Of course it’s fine you got me Mega Blocks instead of Legos, Grandma. Like you said, they’re “the same thing.”
*burns down her house*
— James Breakwell, Exploding Unicorn (@XplodingUnicorn) December 2, 2013
3-year-old: Daddy, do I have to take a nap?
Me: Yes.
3: *offers me a nickel*
M: *takes money* Don’t tell your mother.
— James Breakwell, Exploding Unicorn (@XplodingUnicorn) December 2, 2013
Friend: What’s your favorite part of a woman?
Me: Her segmented body.
F:
M: Wait, I’m thinking of ants. What are we talking about again?
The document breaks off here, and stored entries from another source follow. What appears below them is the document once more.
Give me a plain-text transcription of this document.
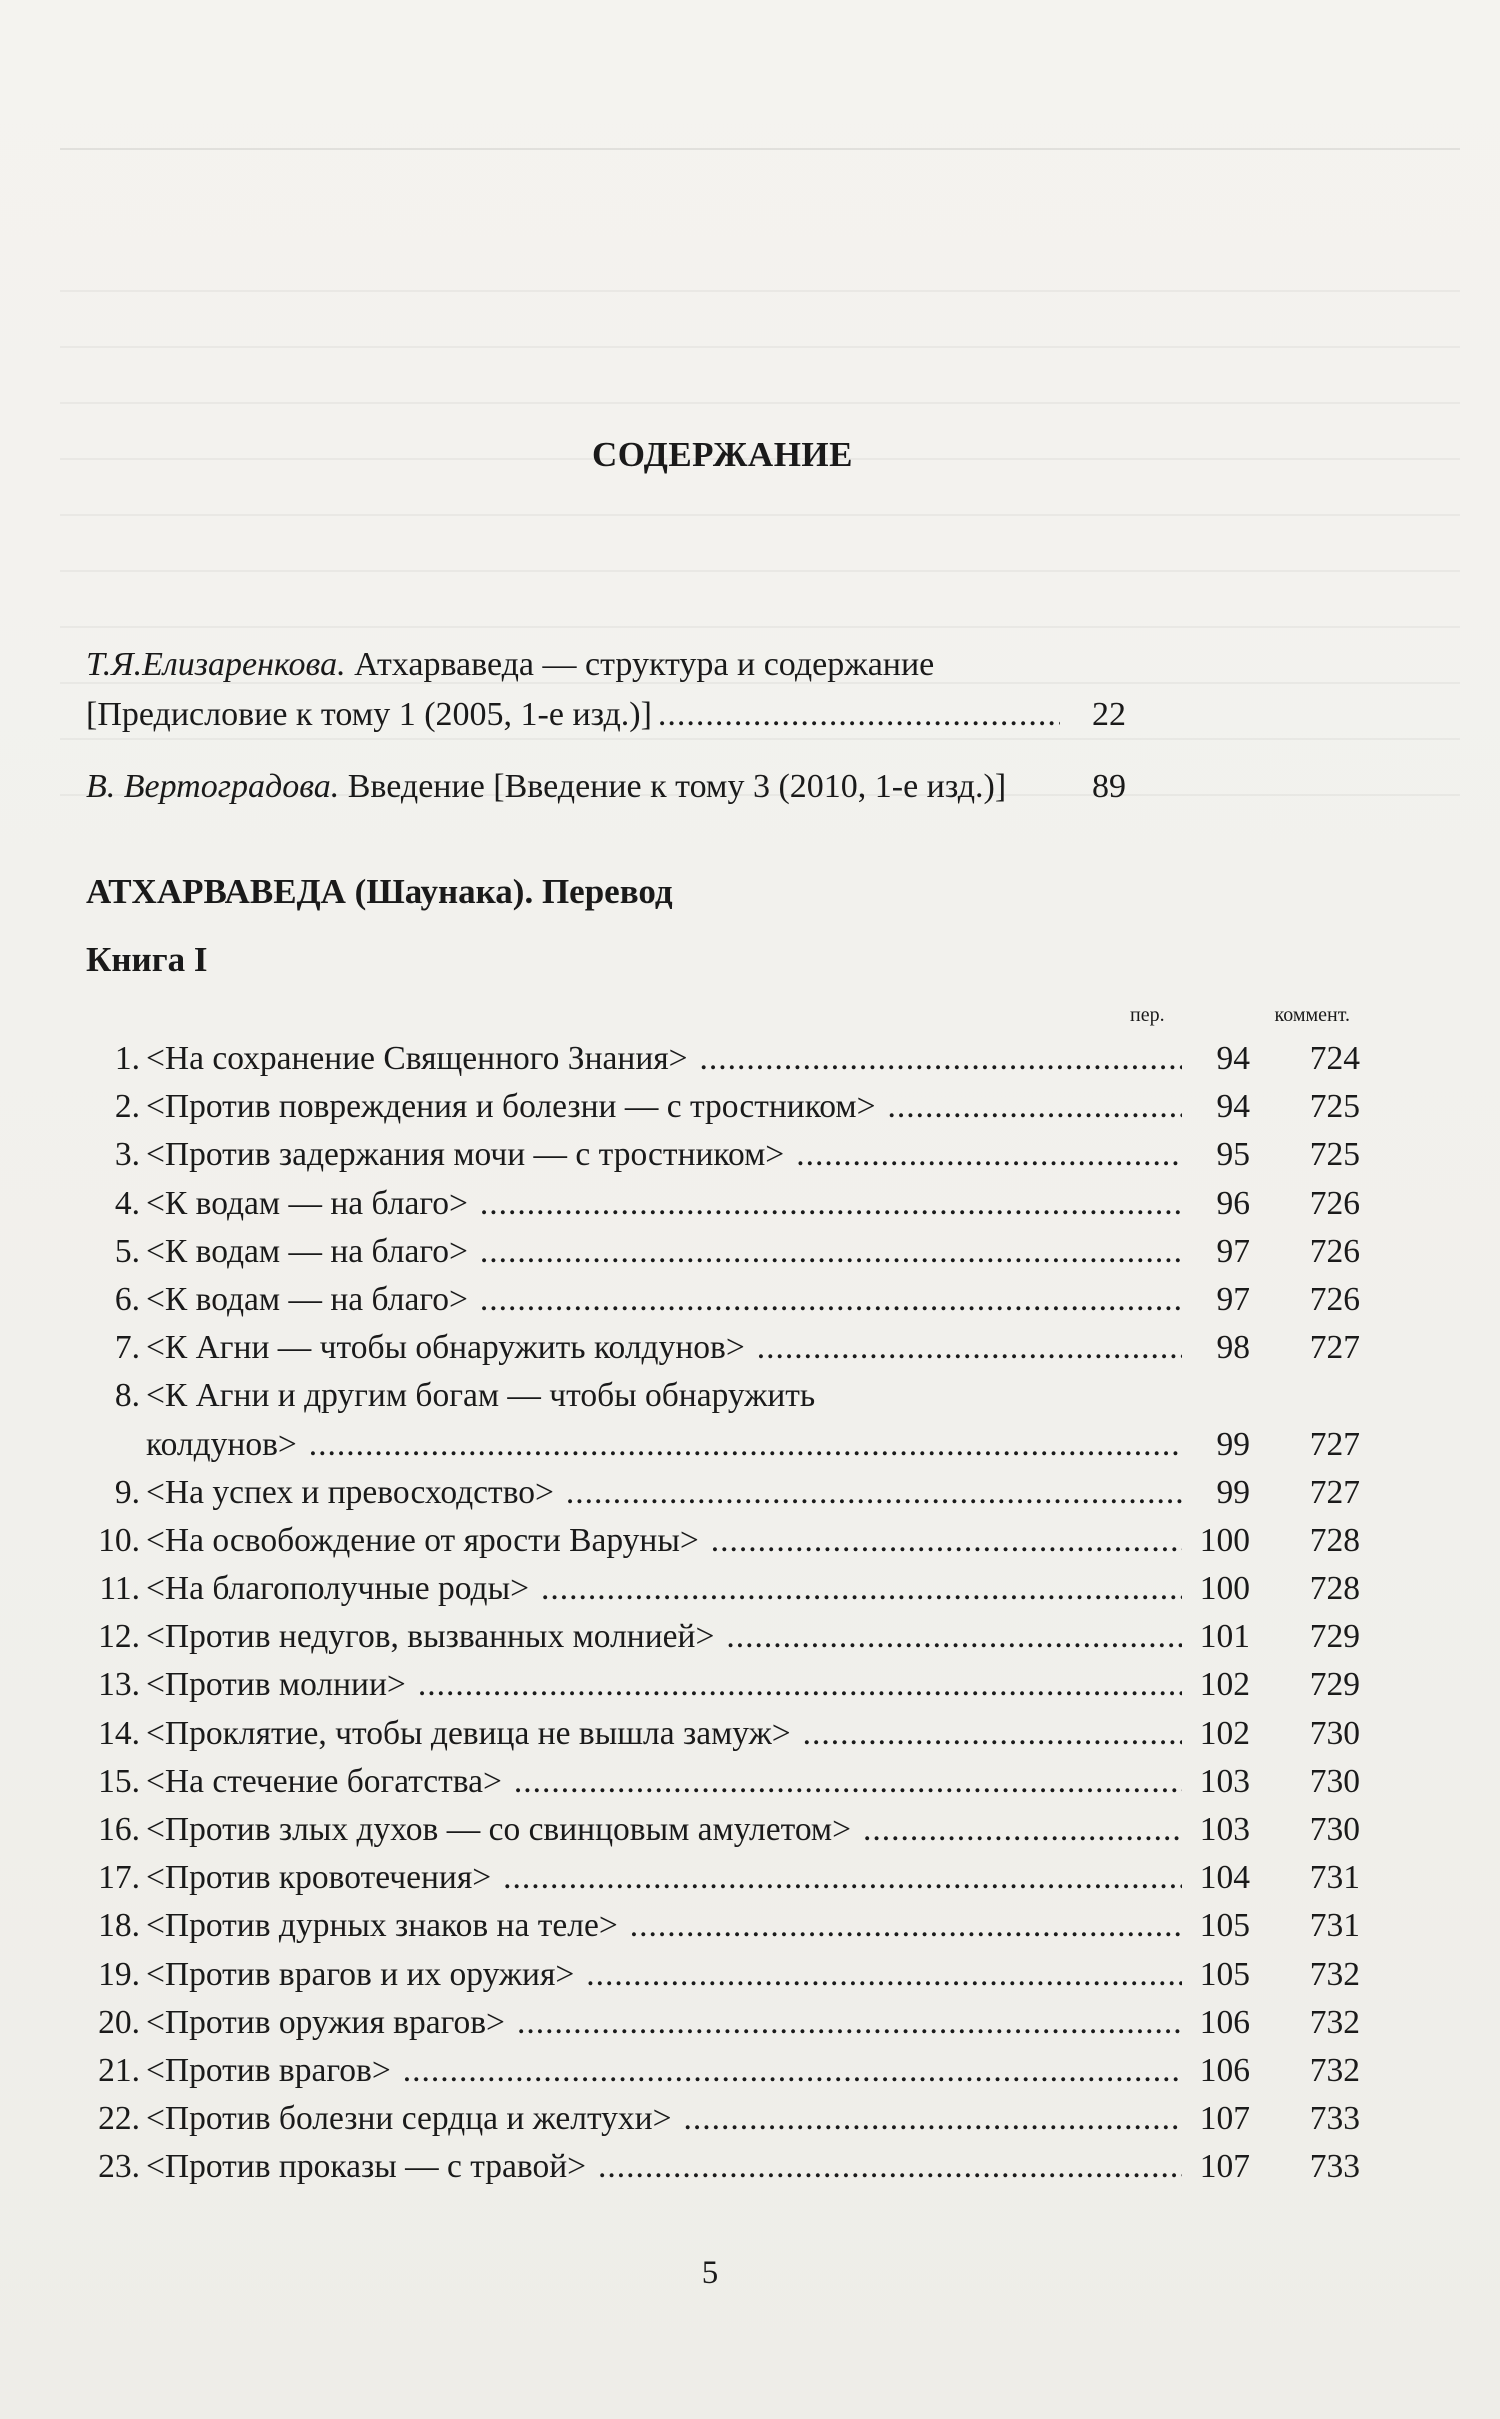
СОДЕРЖАНИЕ
Т.Я.Елизаренкова. Атхарваведа — структура и содержание
[Предисловие к тому 1 (2005, 1-е изд.)] .....	22
В. Вертоградова. Введение [Введение к тому 3 (2010, 1-е изд.)]	89
АТХАРВАВЕДА (Шаунака). Перевод
Книга I
пер.	коммент.
1. <На сохранение Священного Знания> .....	94	724
2. <Против повреждения и болезни — с тростником> .....	94	725
3. <Против задержания мочи — с тростником> .....	95	725
4. <К водам — на благо> .....	96	726
5. <К водам — на благо> .....	97	726
6. <К водам — на благо> .....	97	726
7. <К Агни — чтобы обнаружить колдунов> .....	98	727
8. <К Агни и другим богам — чтобы обнаружить
колдунов> .....	99	727
9. <На успех и превосходство> .....	99	727
10. <На освобождение от ярости Варуны> .....	100	728
11. <На благополучные роды> .....	100	728
12. <Против недугов, вызванных молнией> .....	101	729
13. <Против молнии> .....	102	729
14. <Проклятие, чтобы девица не вышла замуж> .....	102	730
15. <На стечение богатства> .....	103	730
16. <Против злых духов — со свинцовым амулетом> .....	103	730
17. <Против кровотечения> .....	104	731
18. <Против дурных знаков на теле> .....	105	731
19. <Против врагов и их оружия> .....	105	732
20. <Против оружия врагов> .....	106	732
21. <Против врагов> .....	106	732
22. <Против болезни сердца и желтухи> .....	107	733
23. <Против проказы — с травой> .....	107	733
5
— James Breakwell, Exploding Unicorn (@XplodingUnicorn) December 2, 2013
Wife: “What are you doing?”
Me: “Nothing.”
W:
M:
W:
M:
W:
M: *turns off strobe light*
*takes egg salad out of pants*
— James Breakwell, Exploding Unicorn (@XplodingUnicorn) December 2, 2013
When I was young and full of energy, I had a hard time falling asleep. Now I could take a nap in the middle of a shower.
— James Breakwell, Exploding Unicorn (@XplodingUnicorn) December 2, 2013
It’s amazing how many topics you cover in your life in any given day! so funny!
It’s kind of amazing what I’ll think about to avoid actually working. And by “amazing,” I mean “sad.”